Meloni respinge l'idea che il referendum possa trasformarsi in un voto pro o contro l'Esecutivo . «Sono norme che in passato sono state sostenute anche da esponenti dell'opposizione», ricorda, criticando le forze politiche che oggi puntano su un approccio puramente politico: «Non sapendo che dire, dicono “andate a votare per mandare a casa la Meloni”. Ma il governo resta in carica fino alla fine della legislatura qualunque sia l'esito». Da qui l'invito agli elettori a concentrarsi esclusivamente «sul merito delle norme», perché «la maggioranza degli italiani sa che la giustizia può e deve migliorare». L'appello finale è diretto: «A quegli italiani consiglio di votare sì».
Il discorso sulla giustizia si intreccia con quello sul premierato , altra riforma a cui Meloni tiene particolarmente.
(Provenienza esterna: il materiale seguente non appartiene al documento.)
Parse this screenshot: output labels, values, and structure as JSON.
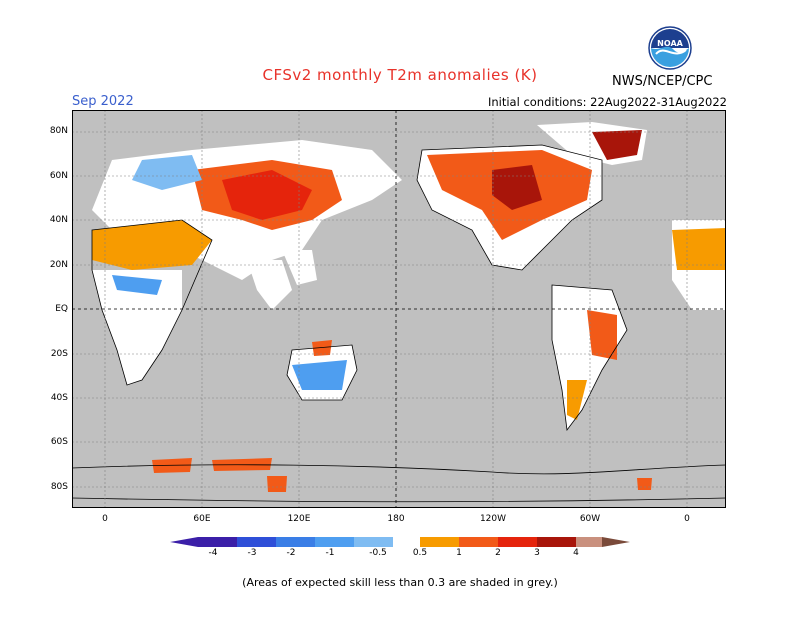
{
  "header": {
    "title": "CFSv2 monthly T2m anomalies (K)",
    "month": "Sep 2022",
    "initial_conditions": "Initial conditions: 22Aug2022-31Aug2022",
    "agency": "NWS/NCEP/CPC",
    "logo_text": "NOAA"
  },
  "map": {
    "lat_labels": [
      "80N",
      "60N",
      "40N",
      "20N",
      "EQ",
      "20S",
      "40S",
      "60S",
      "80S"
    ],
    "lon_labels": [
      "0",
      "60E",
      "120E",
      "180",
      "120W",
      "60W",
      "0"
    ],
    "background_color": "#c0c0c0"
  },
  "colorbar": {
    "labels": [
      "-4",
      "-3",
      "-2",
      "-1",
      "-0.5",
      "0.5",
      "1",
      "2",
      "3",
      "4"
    ],
    "colors": [
      "#3b1fa8",
      "#2f4fd8",
      "#3a7ee6",
      "#4e9ef0",
      "#7fbcf2",
      "#ffffff",
      "#f79b00",
      "#f25a18",
      "#e5240c",
      "#a8150a",
      "#c9907e",
      "#7a4a3a"
    ]
  },
  "footer": {
    "note": "(Areas of expected skill less than 0.3 are shaded in grey.)"
  }
}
La premier non esclude un nuovo referendum entro il 2026 per consentire l'entrata in vigore della riforma in tempo per le elezioni del 2027. «Se dipendesse da me, volentieri», afferma, pur rilevando che «i tempi del Parlamento non dipendono da me, ci sono tempi tecnici». Rigetta anche la narrazione secondo cui il premierato sarebbe stato accantonato: «Non lo abbiamo mai messo in un cassetto. È una norma necessaria che restituisce potere ai cittadini e garantisce stabilità».
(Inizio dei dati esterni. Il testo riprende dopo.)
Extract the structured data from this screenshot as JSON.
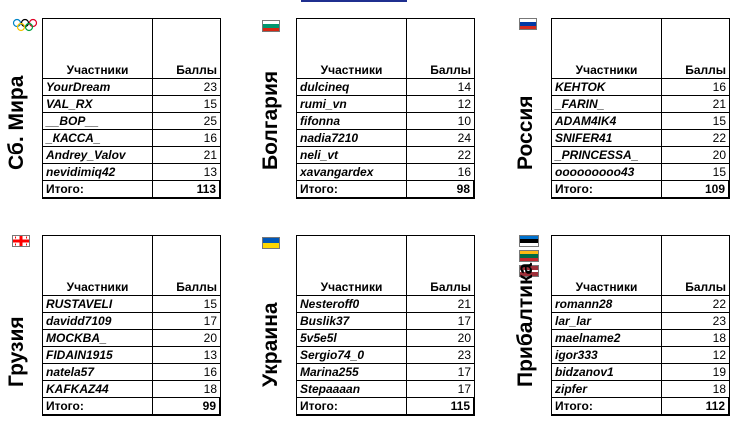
{
  "header": {
    "participant_label": "Участники",
    "score_label": "Баллы",
    "total_label": "Итого:"
  },
  "teams": [
    {
      "name": "Сб. Мира",
      "flag": "olympic-rings",
      "members": [
        {
          "name": "YourDream",
          "score": "23"
        },
        {
          "name": "VAL_RX",
          "score": "15"
        },
        {
          "name": "__BOP__",
          "score": "25"
        },
        {
          "name": "_КАССА_",
          "score": "16"
        },
        {
          "name": "Andrey_Valov",
          "score": "21"
        },
        {
          "name": "nevidimiq42",
          "score": "13"
        }
      ],
      "total": "113"
    },
    {
      "name": "Болгария",
      "flag": "bulgaria",
      "members": [
        {
          "name": "dulcineq",
          "score": "14"
        },
        {
          "name": "rumi_vn",
          "score": "12"
        },
        {
          "name": "fifonna",
          "score": "10"
        },
        {
          "name": "nadia7210",
          "score": "24"
        },
        {
          "name": "neli_vt",
          "score": "22"
        },
        {
          "name": "xavangardex",
          "score": "16"
        }
      ],
      "total": "98"
    },
    {
      "name": "Россия",
      "flag": "russia",
      "members": [
        {
          "name": "KEHTOK",
          "score": "16"
        },
        {
          "name": "_FARIN_",
          "score": "21"
        },
        {
          "name": "ADAM4IK4",
          "score": "15"
        },
        {
          "name": "SNIFER41",
          "score": "22"
        },
        {
          "name": "_PRINCESSA_",
          "score": "20"
        },
        {
          "name": "ooooooooo43",
          "score": "15"
        }
      ],
      "total": "109"
    },
    {
      "name": "Грузия",
      "flag": "georgia",
      "members": [
        {
          "name": "RUSTAVELI",
          "score": "15"
        },
        {
          "name": "davidd7109",
          "score": "17"
        },
        {
          "name": "MOCKBA_",
          "score": "20"
        },
        {
          "name": "FIDAIN1915",
          "score": "13"
        },
        {
          "name": "natela57",
          "score": "16"
        },
        {
          "name": "KAFKAZ44",
          "score": "18"
        }
      ],
      "total": "99"
    },
    {
      "name": "Украина",
      "flag": "ukraine",
      "members": [
        {
          "name": "Nesteroff0",
          "score": "21"
        },
        {
          "name": "Buslik37",
          "score": "17"
        },
        {
          "name": "5v5e5l",
          "score": "20"
        },
        {
          "name": "Sergio74_0",
          "score": "23"
        },
        {
          "name": "Marina255",
          "score": "17"
        },
        {
          "name": "Stepaaaan",
          "score": "17"
        }
      ],
      "total": "115"
    },
    {
      "name": "Прибалтика",
      "flag": "estonia-lithuania-latvia",
      "members": [
        {
          "name": "romann28",
          "score": "22"
        },
        {
          "name": "lar_lar",
          "score": "23"
        },
        {
          "name": "maelname2",
          "score": "18"
        },
        {
          "name": "igor333",
          "score": "12"
        },
        {
          "name": "bidzanov1",
          "score": "19"
        },
        {
          "name": "zipfer",
          "score": "18"
        }
      ],
      "total": "112"
    }
  ],
  "colors": {
    "bulgaria": [
      "#ffffff",
      "#00966e",
      "#d62612"
    ],
    "russia": [
      "#ffffff",
      "#0039a6",
      "#d52b1e"
    ],
    "ukraine": [
      "#0057b8",
      "#ffd700"
    ],
    "georgia": [
      "#ffffff",
      "#ff0000"
    ]
  }
}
La presidente sottolinea come l'attuale governo non necessita personalmente di questa riforma – «per paradosso siamo già un governo stabile» – ma insiste sull'importanza di evitare che l'Italia «torni alla fragilità del passato». Se il referendum si farà prima del 2027, bene; altrimenti, osserva, almeno «non si potrà dire che lo abbiamo fatto per noi stessi».
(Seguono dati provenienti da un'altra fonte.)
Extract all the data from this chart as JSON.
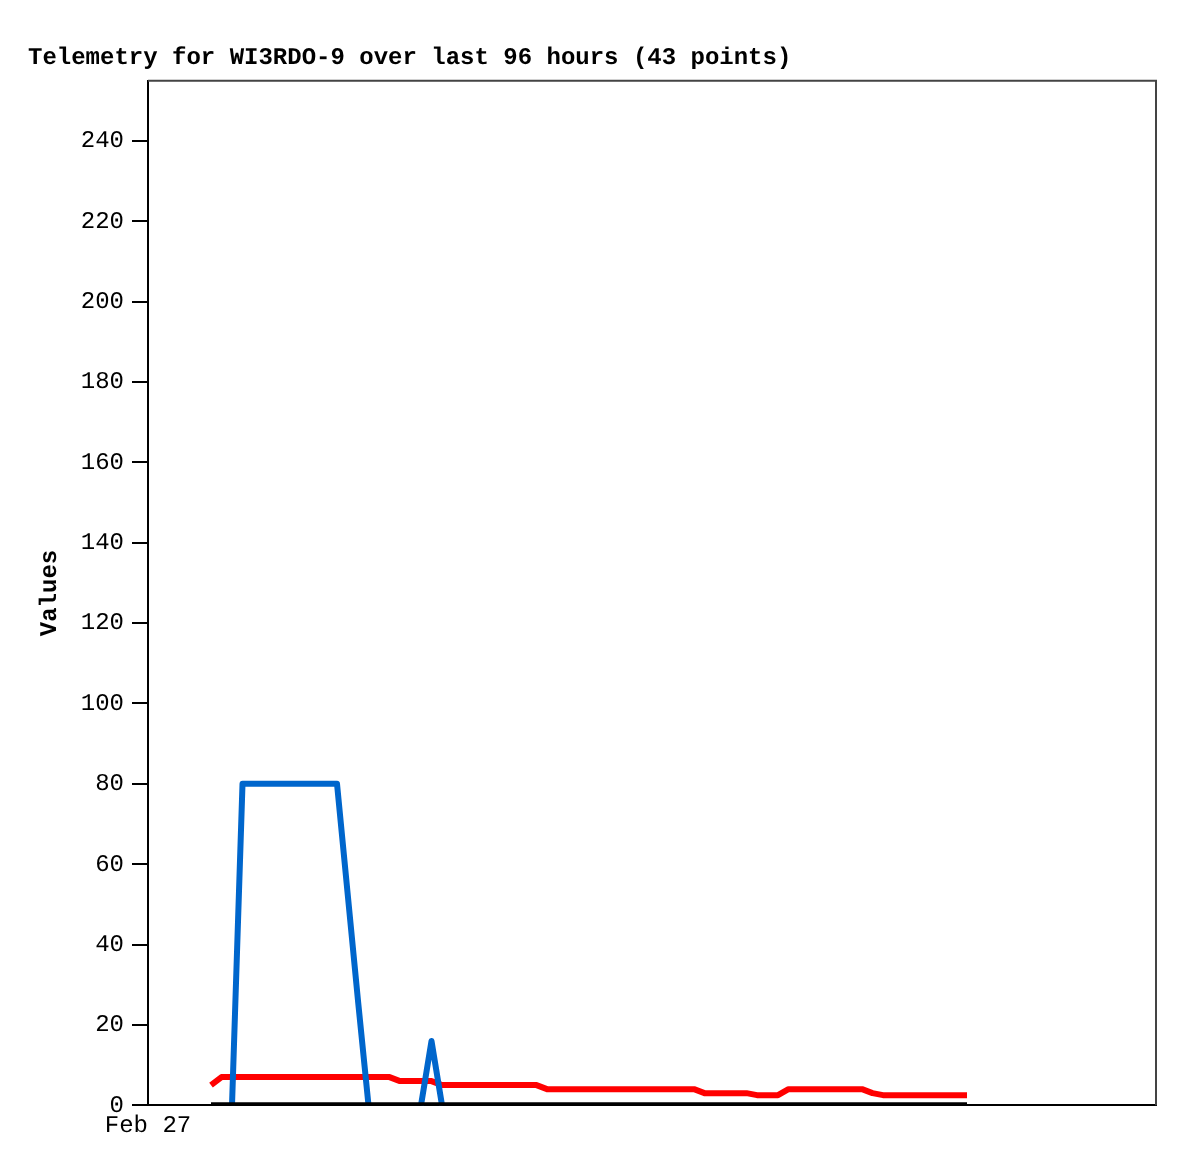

Nel suo intervento Meloni affronta anche il tema economico, d ifendendo la manovra e la scelta di concentrare le risorse «sui salari e sul potere d'acquisto» . Riconosce che con più fondi si avrebbe potuto fare di più, ma rivendica la necessità di far fronte alla spesa legata al Superbonus: «Nello stesso anno in cui faccio una legge di bilancio da 18,7 miliardi, pago 40 miliardi di Superbonus. Se le risorse non ci sono...». Secondo la premier, i dati Istat non fotograferebbero appieno gli effetti delle misure adottate , perché «calcolano il salario reale sul lordo, mentre le nostre misure incidono sul netto». Per Meloni è comunque innegabile che «dal 2023 gli stipendi crescono più dell'inflazione» e ciò sarebbe merito dell'azione dell'esecutivo.
Non manca una parentesi polemica con i cronisti: «Questi sono falsi storici», afferma in risposta alle domande sul rapporto complesso con la stampa . E rilancia: «Poi facciamo il conto delle domande a cui rispondo durante un anno».
Sul fronte politico interno, Meloni torna sul tema del confronto con l'opposizione . «Mi sono detta disponibile più volte a un confronto con il leader dell'opposizione. Quando mi diranno chi è», dichiara, senza citare direttamente la segretaria del Pd Elly Schlein. «Non mi infilo nelle dinamiche dell'opposizione. Ci dicano chi è il leader e ci confronteremo ».
A livello internazionale, Meloni deve ridimensionare la lettura allarmistica della nuova strategia di sicurezza nazionale statunitense , critica verso gli alleati europei. «Non parlerei di un incrinarsi dei rapporti», afferma. Secondo la premier, il documento Usa «dice con toni più assertivi qualcosa che nel dibattito tra Stati Uniti ed Europa va avanti da tempo»: l'Europa deve essere capace di difendersi da sola . È un concetto che Meloni rivendica come proprio da anni: «Quando appalti la sicurezza a qualcun altro c'è un prezzo da pagare. Gli americani difendono i loro interessi perché hanno la forza per farlo. L'Europa deve fare lo stesso».
Infine, il dossier Ucraina . La premier ribadisce la posizione del governo: « Abbiamo sostenuto Kiev per costruire la pace, che si costruisce con la deterrenza ». Una linea che intende mantenere anche ora che «emergono embrioni negoziali». Nonostante le parole di Matteo Salvini, tornato a dubitare dell'invio di nuove armi, Meloni sottolinea la solidità dell'esecutivo: «L'Italia ha potuto avere una postura seria e forte grazie a una maggioranza compatta». Ascoltare gli alleati, precisa, è sempre utile, ma «aiutare a prendere decisioni più consapevoli», senza cambiare la direzione generale.